The CEA’s CAUTIC Approach to Open Innovation

The reference model for approaches used by the Open Innovation team at the CEA is known as CAUTIC® (an acronym from the French words for “use-assisted design for technology, innovation, and change”) (Mallein and Toussaint 1994; Pizelle et al. 2014). The model is a part of the school of thought known as the French Uses School (Jouët 2000; Jauréguiberry 2008; Jauréguiberry and Proulx 2011; Proulx 2015), which originated in France in the 1970s in a twofold context of change, economic and technological. This school of thought proclaimed the end of the Fordist model of growth (which is based on cost lowering and rationalizing production and is underpinned by a logic of technological determinism) and recognized the onset of an explosion in information-and communications-technology supply. Many of its publications call for the taking of users and uses, i.e., use value, into account in the supply-and-demand equation. The sociological approach taken here is thus attentive to users, who are seen not as mere passive consumers but as active players in the rise and fall of supply and demand.

The vision presented in Mallein and Toussain (1994) was given theoretical underpinnings and operationalized in the CAUTIC® model, which is intended to come into play in the design process as an “apparatus” allowing for the inclusion of the matter of “uses” and “users” in the cycle of design innovation.

The aim of the CAUTIC® model is to better understand the meanings of a new technological device. It brings these meanings to the attention of designers involved in projects, thus revealing potential gaps between the uses prescribed by backers and those envisaged by users. The idea is that emphasizing these gaps will then make it possible to alter the design path in order to improve the device’s use quality. “If designers use the knowledge thus produced, incorporating it into their products and services, those products and services will feature excellent quality of use, they will have high use value, which will foster rapid development of the associated engineering and the appropriate technology. If designers don’t do this, if for example they replicate the process of imposing technologies thought out solely by design engineers, there is every possibility they will launch products and services ill-suited to use, with no use meaning for most people, and run a sure risk” (Froger and Mallein 1997, p. 359).

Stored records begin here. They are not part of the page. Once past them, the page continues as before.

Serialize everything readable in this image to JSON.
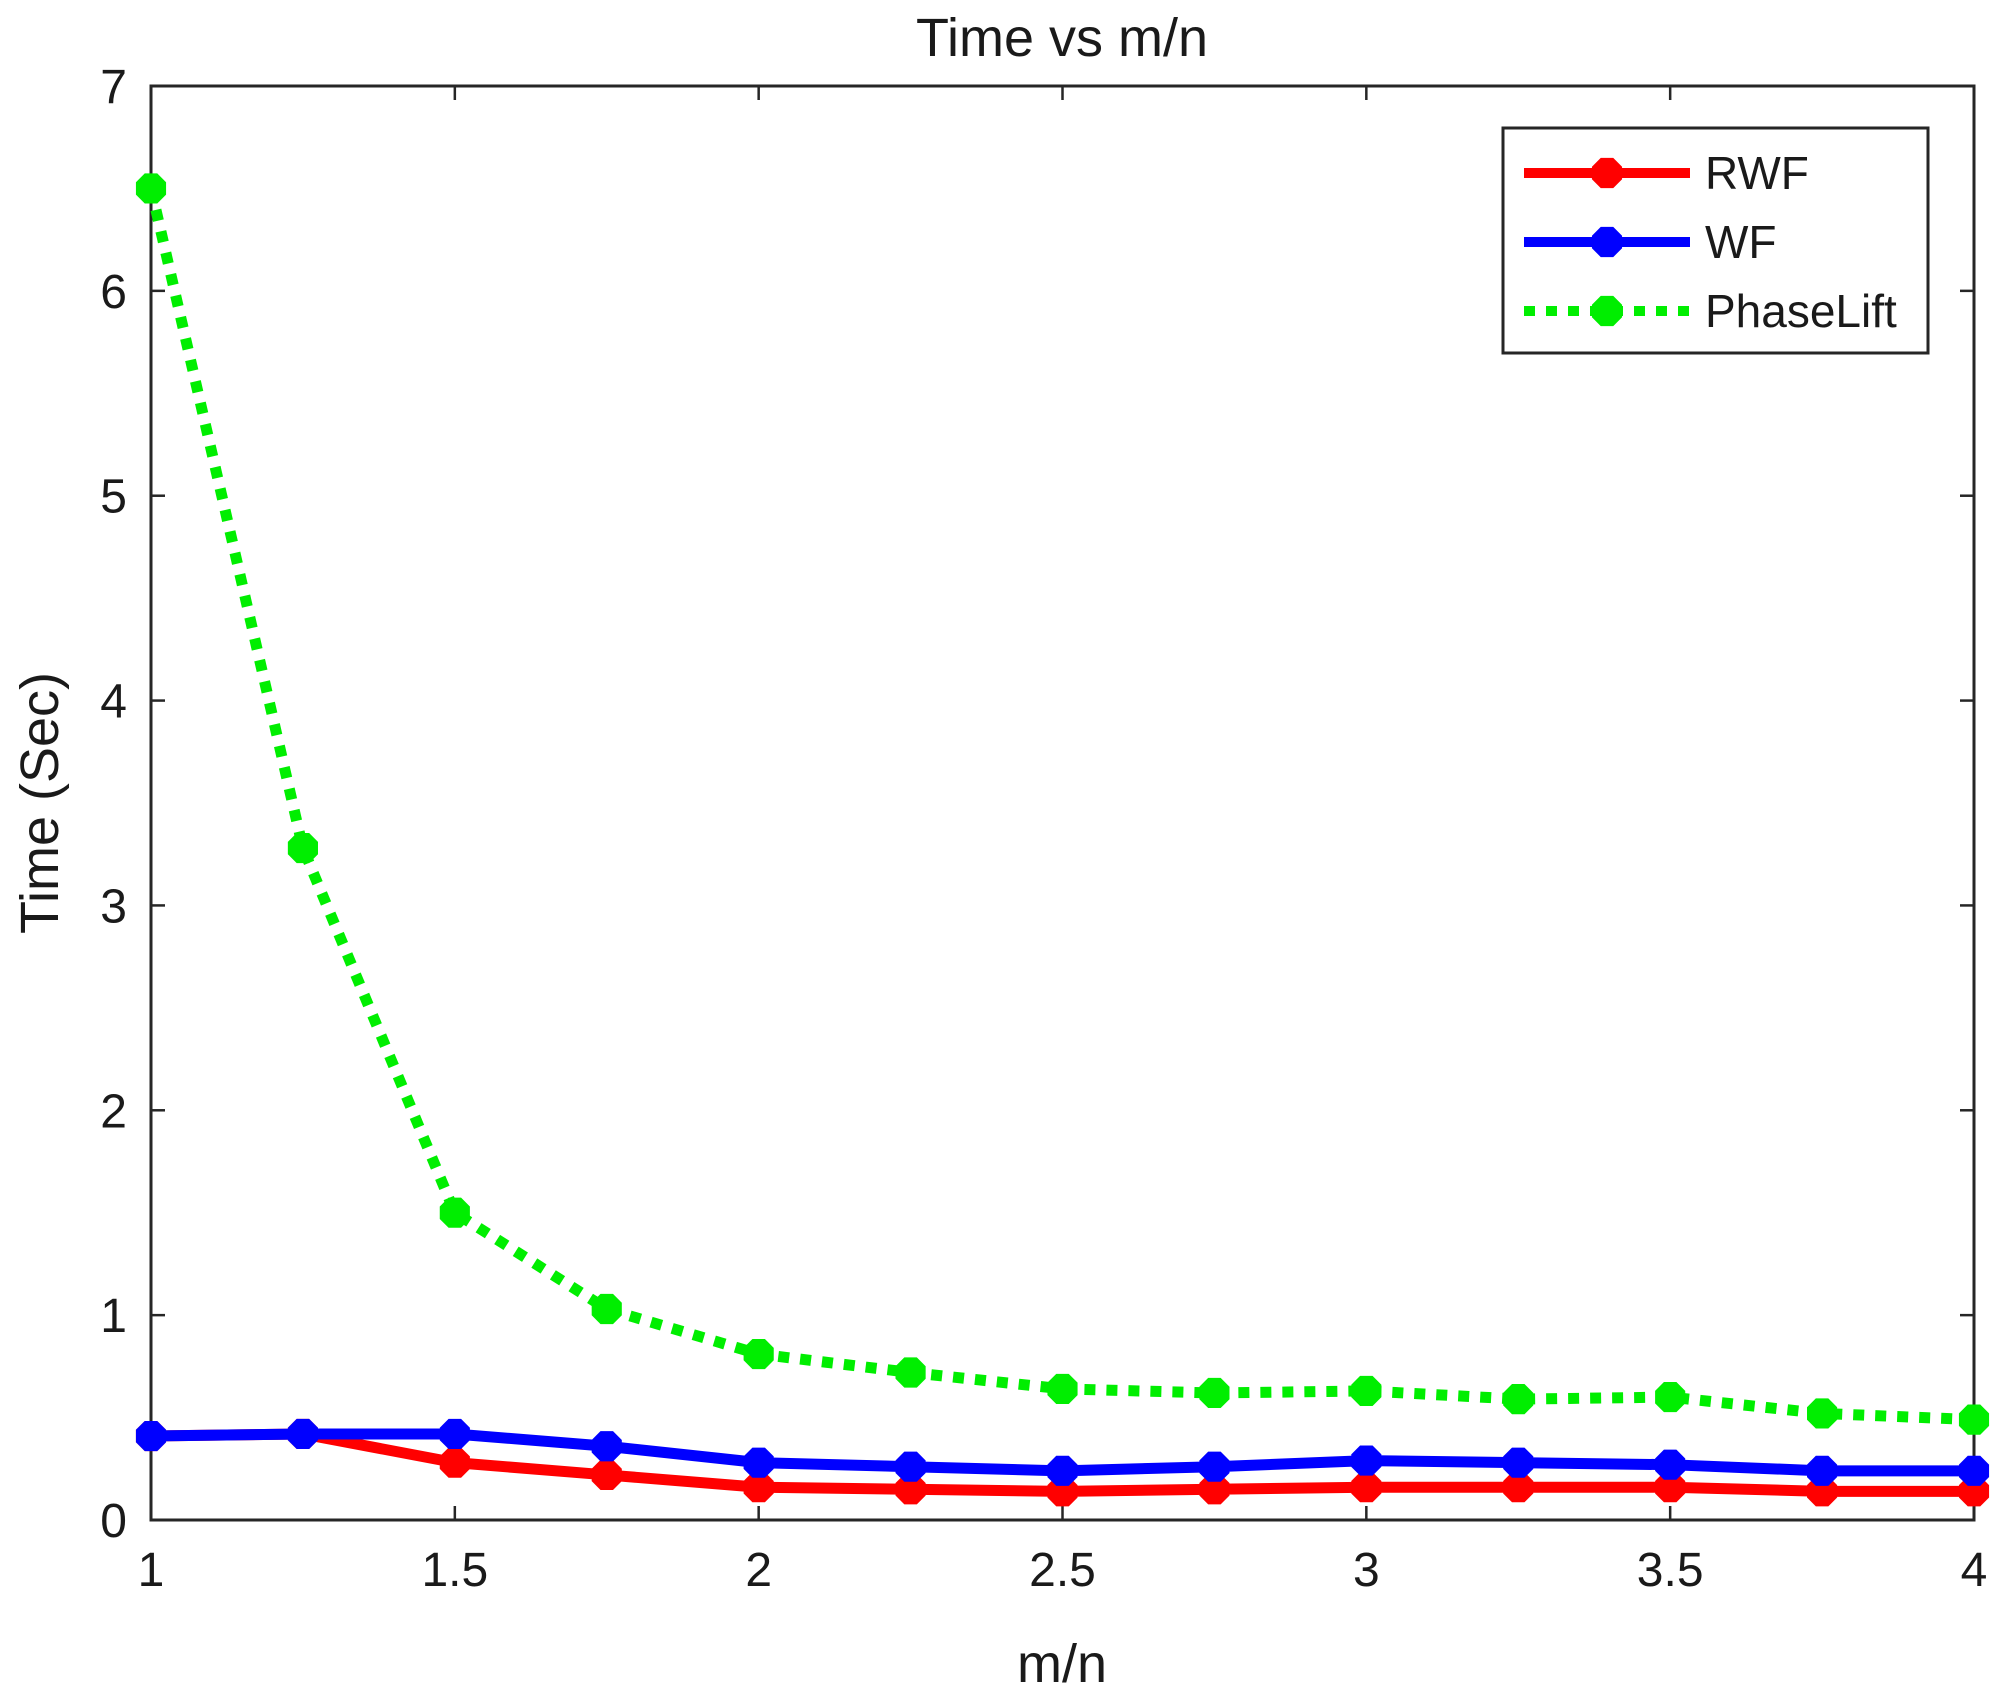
{
  "chart_data": {
    "type": "line",
    "title": "Time vs m/n",
    "xlabel": "m/n",
    "ylabel": "Time (Sec)",
    "xlim": [
      1,
      4
    ],
    "ylim": [
      0,
      7
    ],
    "xticks": [
      1,
      1.5,
      2,
      2.5,
      3,
      3.5,
      4
    ],
    "xtick_labels": [
      "1",
      "1.5",
      "2",
      "2.5",
      "3",
      "3.5",
      "4"
    ],
    "yticks": [
      0,
      1,
      2,
      3,
      4,
      5,
      6,
      7
    ],
    "ytick_labels": [
      "0",
      "1",
      "2",
      "3",
      "4",
      "5",
      "6",
      "7"
    ],
    "grid": false,
    "legend_position": "top-right",
    "x": [
      1,
      1.25,
      1.5,
      1.75,
      2,
      2.25,
      2.5,
      2.75,
      3,
      3.25,
      3.5,
      3.75,
      4
    ],
    "series": [
      {
        "name": "RWF",
        "color": "#ff0000",
        "style": "solid",
        "values": [
          0.41,
          0.42,
          0.28,
          0.22,
          0.16,
          0.15,
          0.14,
          0.15,
          0.16,
          0.16,
          0.16,
          0.14,
          0.14
        ]
      },
      {
        "name": "WF",
        "color": "#0000ff",
        "style": "solid",
        "values": [
          0.41,
          0.42,
          0.42,
          0.36,
          0.28,
          0.26,
          0.24,
          0.26,
          0.29,
          0.28,
          0.27,
          0.24,
          0.24
        ]
      },
      {
        "name": "PhaseLift",
        "color": "#00ee00",
        "style": "dotted",
        "values": [
          6.5,
          3.28,
          1.5,
          1.03,
          0.81,
          0.72,
          0.64,
          0.62,
          0.63,
          0.59,
          0.6,
          0.52,
          0.49
        ]
      }
    ]
  }
}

This “French” approach, which for many years saw success in France alone, is today discernible in studies and frameworks of analysis produced by Anglo-American researchers on early adopters (Von Hippel 2005) and in the fields of user-centered approaches (Salvador et al. 1999; Chesbrough 2003), human–computer interactions, human factors (ergonomics), computer-supported cooperative work (CSCW), and internet studies and science and technology studies (STS). Many sociologists, ergonomists, and IT specialists no longer doubt the importance of taking actual or projected uses into account in thinking about innovation. Nevertheless, the approach has its limits. While it does enable clearer thinking about the microsociological relationship between a person and an artifact, it deals very little with issues of context (institutional, regulatory) and still less with the cultural and societal issues that form the background for any introduction into society. But innovation is the result of an encounter between a supply and a demand, and this tension requires us to think about the cultural and social context (the conditions for implementation of a device). This is the key factor that drove the view proposed here to take account of the issues in applied ethics that are foundational to such collaboration on the “responsible social uses” approach.